В распахнутые незашторенные окна врывается солнце. Заниматься шторами поручили мне. Когда-то – всего лишь на прошлой неделе, но мне кажется, что это было тысячу лет назад, – я собиралась зайти в магазин тканей, а потом попросить Молли, мать Ноя, чтобы она помогла мне освоить старинную швейную машинку, которая стояла у нее в офисе. Ной утверждал, что ему понравится все, что я выберу. Я знала, что ему плевать на шторы, но радовалась, что передо мной поставлена важная задача. Таков был наш договор: Ной и его отец, Митч, строят наш дом. Молли помогает мне обустраивать его.

А теперь у меня есть лишь недостроенный коттедж с голыми стенами. Нет, еще с кроватью, на которую мне тошно смотреть.
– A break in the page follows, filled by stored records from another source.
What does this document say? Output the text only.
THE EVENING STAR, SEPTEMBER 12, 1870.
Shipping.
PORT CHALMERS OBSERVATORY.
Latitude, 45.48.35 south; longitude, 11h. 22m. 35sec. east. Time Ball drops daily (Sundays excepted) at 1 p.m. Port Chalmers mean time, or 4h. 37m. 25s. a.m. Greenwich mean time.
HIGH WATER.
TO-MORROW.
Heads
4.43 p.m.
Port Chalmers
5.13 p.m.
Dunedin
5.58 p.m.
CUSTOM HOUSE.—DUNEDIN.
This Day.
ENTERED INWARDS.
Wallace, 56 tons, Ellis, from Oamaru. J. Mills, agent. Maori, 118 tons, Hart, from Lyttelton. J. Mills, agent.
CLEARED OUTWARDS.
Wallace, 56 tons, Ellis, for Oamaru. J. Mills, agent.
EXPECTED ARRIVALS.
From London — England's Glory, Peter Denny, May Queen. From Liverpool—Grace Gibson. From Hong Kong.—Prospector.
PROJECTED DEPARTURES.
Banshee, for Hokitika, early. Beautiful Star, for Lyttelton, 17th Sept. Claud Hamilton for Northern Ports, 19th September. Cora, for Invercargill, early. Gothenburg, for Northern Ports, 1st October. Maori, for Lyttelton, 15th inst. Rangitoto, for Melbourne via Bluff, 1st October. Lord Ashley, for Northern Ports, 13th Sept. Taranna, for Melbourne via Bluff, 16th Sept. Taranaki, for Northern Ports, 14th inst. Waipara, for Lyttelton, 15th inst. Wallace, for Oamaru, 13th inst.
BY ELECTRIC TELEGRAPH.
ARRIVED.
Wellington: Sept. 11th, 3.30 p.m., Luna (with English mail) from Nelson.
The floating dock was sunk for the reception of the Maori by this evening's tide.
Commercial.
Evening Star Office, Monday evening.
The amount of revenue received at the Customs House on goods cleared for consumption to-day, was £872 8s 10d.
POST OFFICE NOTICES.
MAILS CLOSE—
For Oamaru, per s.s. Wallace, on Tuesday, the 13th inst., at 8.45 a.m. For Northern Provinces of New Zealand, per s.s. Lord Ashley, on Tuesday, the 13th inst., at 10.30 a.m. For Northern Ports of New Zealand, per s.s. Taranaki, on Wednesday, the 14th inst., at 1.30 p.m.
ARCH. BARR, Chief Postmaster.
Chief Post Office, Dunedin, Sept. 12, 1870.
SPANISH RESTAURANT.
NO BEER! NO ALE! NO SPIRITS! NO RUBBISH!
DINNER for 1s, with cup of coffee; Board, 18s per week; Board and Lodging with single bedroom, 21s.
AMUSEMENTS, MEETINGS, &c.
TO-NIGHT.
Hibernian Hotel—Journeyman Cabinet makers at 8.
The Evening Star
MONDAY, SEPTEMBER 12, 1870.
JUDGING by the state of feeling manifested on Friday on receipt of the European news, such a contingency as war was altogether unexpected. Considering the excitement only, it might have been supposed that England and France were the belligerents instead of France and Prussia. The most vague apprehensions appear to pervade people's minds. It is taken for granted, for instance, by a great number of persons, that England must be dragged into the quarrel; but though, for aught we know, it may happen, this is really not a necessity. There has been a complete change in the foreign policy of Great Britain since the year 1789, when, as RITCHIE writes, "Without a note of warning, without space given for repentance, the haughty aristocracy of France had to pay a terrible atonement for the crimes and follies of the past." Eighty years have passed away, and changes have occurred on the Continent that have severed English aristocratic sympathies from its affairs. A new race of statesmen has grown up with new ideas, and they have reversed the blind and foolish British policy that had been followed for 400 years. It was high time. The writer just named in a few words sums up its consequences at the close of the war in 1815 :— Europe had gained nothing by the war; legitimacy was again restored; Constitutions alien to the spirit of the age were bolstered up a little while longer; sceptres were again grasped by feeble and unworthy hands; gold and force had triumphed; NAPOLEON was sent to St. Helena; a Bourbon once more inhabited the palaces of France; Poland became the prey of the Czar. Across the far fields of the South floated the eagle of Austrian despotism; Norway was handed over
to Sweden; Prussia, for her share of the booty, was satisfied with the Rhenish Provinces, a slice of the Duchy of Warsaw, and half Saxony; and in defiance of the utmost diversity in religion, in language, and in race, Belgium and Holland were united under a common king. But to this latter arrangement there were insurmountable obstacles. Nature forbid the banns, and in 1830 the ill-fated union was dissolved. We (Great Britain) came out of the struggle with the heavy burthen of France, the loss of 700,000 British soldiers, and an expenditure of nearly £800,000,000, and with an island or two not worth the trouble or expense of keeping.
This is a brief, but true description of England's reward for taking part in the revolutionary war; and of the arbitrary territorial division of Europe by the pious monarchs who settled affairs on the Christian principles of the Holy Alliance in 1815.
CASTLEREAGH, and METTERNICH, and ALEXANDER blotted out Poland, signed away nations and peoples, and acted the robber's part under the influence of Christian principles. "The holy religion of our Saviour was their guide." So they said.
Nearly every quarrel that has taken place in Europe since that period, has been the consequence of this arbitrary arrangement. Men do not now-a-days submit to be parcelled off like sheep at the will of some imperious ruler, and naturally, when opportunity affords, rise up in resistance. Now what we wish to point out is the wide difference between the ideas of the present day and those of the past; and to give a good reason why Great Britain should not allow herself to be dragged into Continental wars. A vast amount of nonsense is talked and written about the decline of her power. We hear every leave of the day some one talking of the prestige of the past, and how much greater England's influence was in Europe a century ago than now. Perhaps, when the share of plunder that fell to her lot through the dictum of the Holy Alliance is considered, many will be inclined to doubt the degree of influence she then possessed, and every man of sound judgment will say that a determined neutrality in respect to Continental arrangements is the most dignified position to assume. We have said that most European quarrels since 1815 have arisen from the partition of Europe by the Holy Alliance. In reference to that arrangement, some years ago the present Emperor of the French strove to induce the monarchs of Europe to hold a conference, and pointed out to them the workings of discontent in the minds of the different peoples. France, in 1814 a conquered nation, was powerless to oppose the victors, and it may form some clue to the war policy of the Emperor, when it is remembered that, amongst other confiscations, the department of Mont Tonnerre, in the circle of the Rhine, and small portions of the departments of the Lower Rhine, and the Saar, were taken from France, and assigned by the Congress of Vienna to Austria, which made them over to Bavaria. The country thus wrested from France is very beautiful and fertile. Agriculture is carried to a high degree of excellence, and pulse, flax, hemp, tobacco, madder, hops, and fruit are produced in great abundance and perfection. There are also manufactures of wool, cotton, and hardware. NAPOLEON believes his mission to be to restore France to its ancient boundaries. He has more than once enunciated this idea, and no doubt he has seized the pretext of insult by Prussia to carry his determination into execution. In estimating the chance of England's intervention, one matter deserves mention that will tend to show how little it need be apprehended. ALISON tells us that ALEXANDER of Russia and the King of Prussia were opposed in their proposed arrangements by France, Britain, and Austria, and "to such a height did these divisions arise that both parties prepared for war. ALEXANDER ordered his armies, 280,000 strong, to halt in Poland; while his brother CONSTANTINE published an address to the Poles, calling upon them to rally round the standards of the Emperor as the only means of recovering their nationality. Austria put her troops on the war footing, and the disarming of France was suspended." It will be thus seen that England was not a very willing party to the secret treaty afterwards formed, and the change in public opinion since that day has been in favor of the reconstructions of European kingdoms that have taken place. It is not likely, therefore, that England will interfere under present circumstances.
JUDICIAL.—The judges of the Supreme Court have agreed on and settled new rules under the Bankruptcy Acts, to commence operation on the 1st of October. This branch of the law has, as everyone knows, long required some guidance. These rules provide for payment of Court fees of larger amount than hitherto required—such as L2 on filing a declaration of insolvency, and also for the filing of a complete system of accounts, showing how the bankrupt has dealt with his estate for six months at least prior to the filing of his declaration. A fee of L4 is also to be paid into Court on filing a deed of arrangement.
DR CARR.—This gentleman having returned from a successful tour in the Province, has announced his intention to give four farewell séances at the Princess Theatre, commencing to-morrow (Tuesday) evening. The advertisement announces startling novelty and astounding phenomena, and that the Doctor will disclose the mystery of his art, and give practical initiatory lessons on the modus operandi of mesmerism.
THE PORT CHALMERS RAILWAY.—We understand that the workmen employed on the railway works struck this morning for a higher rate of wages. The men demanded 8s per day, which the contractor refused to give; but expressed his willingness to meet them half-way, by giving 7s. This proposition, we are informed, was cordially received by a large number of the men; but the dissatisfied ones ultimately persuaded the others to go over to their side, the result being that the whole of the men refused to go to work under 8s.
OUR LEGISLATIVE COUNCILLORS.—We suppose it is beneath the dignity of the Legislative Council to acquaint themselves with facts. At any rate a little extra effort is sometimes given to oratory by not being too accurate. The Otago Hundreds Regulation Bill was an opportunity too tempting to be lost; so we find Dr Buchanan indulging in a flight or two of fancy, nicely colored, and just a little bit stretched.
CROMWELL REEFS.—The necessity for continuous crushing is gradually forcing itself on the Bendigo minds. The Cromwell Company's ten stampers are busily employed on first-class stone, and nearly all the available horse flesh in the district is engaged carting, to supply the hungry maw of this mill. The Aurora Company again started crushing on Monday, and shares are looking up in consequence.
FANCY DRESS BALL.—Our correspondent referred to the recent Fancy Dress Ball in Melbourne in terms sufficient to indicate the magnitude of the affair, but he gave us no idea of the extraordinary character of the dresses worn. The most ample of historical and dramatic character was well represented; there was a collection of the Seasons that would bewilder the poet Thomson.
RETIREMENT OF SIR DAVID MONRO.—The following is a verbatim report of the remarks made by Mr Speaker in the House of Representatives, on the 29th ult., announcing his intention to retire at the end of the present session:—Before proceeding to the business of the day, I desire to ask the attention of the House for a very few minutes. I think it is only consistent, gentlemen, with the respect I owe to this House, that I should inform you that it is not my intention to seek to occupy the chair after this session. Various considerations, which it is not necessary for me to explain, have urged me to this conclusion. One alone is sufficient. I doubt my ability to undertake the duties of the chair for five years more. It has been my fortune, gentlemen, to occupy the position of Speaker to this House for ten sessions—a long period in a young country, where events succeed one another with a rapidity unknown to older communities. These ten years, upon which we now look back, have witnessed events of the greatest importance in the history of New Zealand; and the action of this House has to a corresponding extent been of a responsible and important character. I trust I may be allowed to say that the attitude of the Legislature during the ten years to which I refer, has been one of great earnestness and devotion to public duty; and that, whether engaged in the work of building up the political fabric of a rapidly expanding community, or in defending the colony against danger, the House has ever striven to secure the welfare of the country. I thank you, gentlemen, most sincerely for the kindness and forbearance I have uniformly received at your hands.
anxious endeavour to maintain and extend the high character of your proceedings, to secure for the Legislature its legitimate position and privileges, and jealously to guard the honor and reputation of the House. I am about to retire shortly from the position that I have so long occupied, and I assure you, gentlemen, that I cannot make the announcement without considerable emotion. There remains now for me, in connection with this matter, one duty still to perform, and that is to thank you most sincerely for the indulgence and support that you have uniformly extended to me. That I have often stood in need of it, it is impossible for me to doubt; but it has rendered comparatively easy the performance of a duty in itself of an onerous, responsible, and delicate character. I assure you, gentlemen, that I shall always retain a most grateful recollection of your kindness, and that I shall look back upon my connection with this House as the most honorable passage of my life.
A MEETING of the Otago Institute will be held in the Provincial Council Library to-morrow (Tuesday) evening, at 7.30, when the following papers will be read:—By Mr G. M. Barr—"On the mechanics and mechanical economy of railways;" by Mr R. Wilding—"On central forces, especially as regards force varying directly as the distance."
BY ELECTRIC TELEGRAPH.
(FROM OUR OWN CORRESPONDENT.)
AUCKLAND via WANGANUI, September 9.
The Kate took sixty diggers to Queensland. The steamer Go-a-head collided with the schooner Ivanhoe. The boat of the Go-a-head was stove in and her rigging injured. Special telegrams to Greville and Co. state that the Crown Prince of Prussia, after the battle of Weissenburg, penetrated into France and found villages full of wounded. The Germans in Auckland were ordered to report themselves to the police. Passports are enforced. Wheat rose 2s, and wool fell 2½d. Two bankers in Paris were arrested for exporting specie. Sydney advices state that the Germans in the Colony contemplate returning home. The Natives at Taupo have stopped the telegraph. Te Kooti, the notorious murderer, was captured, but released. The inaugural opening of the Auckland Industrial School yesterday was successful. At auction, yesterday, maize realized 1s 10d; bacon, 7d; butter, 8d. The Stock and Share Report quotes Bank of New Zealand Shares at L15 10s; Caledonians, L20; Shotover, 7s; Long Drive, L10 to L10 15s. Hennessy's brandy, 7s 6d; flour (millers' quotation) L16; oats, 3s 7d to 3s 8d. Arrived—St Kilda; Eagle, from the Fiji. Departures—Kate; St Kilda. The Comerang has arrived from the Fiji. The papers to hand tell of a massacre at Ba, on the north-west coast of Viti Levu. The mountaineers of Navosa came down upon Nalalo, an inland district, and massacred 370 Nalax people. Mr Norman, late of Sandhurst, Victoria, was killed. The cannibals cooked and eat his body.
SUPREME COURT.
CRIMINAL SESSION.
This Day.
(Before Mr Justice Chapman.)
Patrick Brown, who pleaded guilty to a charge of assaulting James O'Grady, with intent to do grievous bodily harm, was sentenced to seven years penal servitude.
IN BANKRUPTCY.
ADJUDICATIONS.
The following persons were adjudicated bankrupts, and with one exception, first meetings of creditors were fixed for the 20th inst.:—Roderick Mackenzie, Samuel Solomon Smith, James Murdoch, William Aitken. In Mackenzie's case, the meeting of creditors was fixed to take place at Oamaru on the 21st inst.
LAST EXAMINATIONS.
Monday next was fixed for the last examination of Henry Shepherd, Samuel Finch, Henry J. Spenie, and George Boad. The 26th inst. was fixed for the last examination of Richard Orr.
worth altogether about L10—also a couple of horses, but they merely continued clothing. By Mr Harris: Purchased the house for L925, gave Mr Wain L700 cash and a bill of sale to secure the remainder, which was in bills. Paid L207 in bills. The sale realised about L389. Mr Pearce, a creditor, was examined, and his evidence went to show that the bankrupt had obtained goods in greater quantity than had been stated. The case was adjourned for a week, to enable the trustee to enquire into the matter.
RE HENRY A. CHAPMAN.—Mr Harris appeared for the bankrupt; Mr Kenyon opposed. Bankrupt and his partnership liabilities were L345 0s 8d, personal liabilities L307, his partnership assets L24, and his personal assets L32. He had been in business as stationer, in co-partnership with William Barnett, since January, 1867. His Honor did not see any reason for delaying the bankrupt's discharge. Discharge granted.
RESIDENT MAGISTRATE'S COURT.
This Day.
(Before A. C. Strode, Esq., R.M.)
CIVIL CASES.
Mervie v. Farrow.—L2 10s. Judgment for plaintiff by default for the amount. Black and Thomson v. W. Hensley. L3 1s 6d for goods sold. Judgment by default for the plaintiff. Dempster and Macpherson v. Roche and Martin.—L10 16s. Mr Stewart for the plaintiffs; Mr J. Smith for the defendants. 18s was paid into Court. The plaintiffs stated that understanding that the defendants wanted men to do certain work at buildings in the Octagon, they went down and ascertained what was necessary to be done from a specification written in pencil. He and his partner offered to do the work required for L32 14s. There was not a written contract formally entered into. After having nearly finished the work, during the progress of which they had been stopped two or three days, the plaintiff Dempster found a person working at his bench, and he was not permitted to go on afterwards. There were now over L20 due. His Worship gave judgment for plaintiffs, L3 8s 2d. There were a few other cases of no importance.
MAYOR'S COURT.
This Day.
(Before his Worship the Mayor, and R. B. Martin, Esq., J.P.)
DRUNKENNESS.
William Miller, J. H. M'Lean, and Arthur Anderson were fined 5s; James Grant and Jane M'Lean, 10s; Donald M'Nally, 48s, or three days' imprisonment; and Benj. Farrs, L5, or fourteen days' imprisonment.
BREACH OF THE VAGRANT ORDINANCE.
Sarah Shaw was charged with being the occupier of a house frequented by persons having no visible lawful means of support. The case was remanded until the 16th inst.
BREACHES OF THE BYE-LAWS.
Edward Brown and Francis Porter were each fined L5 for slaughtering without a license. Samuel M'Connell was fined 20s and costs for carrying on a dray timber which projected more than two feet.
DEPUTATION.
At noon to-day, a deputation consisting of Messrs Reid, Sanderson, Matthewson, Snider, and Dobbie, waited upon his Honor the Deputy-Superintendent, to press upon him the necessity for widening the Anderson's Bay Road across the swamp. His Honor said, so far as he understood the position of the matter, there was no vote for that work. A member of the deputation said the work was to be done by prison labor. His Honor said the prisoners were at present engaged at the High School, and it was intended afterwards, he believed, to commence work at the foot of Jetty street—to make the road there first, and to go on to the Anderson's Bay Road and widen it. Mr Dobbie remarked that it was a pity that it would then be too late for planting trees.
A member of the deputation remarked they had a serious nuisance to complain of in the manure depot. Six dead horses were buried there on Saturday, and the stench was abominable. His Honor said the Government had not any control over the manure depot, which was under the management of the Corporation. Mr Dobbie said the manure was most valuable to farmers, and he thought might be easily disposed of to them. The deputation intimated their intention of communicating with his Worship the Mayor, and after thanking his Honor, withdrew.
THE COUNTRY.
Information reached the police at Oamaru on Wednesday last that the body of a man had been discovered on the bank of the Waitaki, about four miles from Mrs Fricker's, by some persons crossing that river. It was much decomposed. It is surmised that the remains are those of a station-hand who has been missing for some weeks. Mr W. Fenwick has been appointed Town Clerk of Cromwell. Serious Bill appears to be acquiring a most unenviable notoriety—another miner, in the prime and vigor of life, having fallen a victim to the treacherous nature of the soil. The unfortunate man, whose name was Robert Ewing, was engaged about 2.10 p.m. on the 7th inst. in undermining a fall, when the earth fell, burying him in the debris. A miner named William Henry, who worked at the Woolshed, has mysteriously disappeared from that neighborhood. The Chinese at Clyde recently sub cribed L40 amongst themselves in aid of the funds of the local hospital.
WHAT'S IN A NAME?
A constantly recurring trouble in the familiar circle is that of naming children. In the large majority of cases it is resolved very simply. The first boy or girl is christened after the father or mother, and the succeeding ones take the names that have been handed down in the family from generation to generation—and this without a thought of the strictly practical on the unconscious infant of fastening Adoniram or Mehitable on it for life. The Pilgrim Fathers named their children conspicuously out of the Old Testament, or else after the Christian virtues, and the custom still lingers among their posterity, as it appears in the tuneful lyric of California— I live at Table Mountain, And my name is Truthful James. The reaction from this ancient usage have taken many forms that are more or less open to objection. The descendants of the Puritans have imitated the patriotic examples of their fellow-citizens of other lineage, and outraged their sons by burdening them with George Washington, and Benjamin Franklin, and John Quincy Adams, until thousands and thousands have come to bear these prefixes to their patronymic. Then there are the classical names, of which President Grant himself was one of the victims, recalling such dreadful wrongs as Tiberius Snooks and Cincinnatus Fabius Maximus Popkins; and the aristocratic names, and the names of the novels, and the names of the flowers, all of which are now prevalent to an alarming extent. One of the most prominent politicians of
Еще у меня есть ванная без раковины и детский спальный мешок моего умершего мужа.

Глазам больно, я тру их кулаками и смотрю в окно. На стеклах снаружи еще сохранились фабричные наклейки. Я четко, как на фотографии, вижу дом Митча и Молли, ведущую к нему посыпанную гравием подъездную дорожку. Джипа возле дома нет, а вот грузовичок Митча на месте. Значит, они уехали вдвоем. Вчера вечером Митч оставил записку с предложением подвезти меня, но я углядела нечто неправильное в том, чтобы ехать на похороны Ноя с его родителями. Хватит и того, что я живу у них на заднем дворе. Самое меньшее, что я могу сделать, – это повести машину сама.

Торопливо одеваюсь. Вытаскиваю из полупустого чемодана на полу фланелевую рубашку Ноя и застегиваю потертые джинсы, которые последние четыре дня почти не снимала. Сдергиваю ключи с крючка на стене, стараясь отогнать воспоминание о том, как Ной сосредоточенно и радостно его прибивал. И о том, как он мягко напоминал мне, что вещи теряются гораздо реже, когда у них есть свое место.

Воздух снаружи липкий и плотный. В нем чувствуется напряжение, как будто собирается дождь, и мне очень хочется, чтобы он действительно пошел. Но на небе ни облачка, и это нечестно. Сегодня должно быть пасмурно. И солнце должно спрятаться. А оно красуется себе в вышине, гнусно хвастаясь ярким, непрошеным светом.

На противоположной стороне улицы хлопает входная дверь. Миссис Ходжсон ковыляет по расшатанным доскам террасы. Нечесаные волосы торчат в разные стороны, на ногах – толстые шерстяные носки и шлепанцы.

– Бёрди! – сложив рупором морщинистые руки, кричит она, подзывая своего древнего кота, похожего на свалявшийся комок шерсти.

Я представляю, как кот сидит на дереве или забился в какой-нибудь влажный и прохладный уголок под террасой. Представляю, как меняется голос миссис Ходжсон, когда она наконец слышит шорох. Представляю, как на крыльце состоится их радостное воссоединение, и в очередной раз думаю, как же это неправильно – что жизнь продолжается.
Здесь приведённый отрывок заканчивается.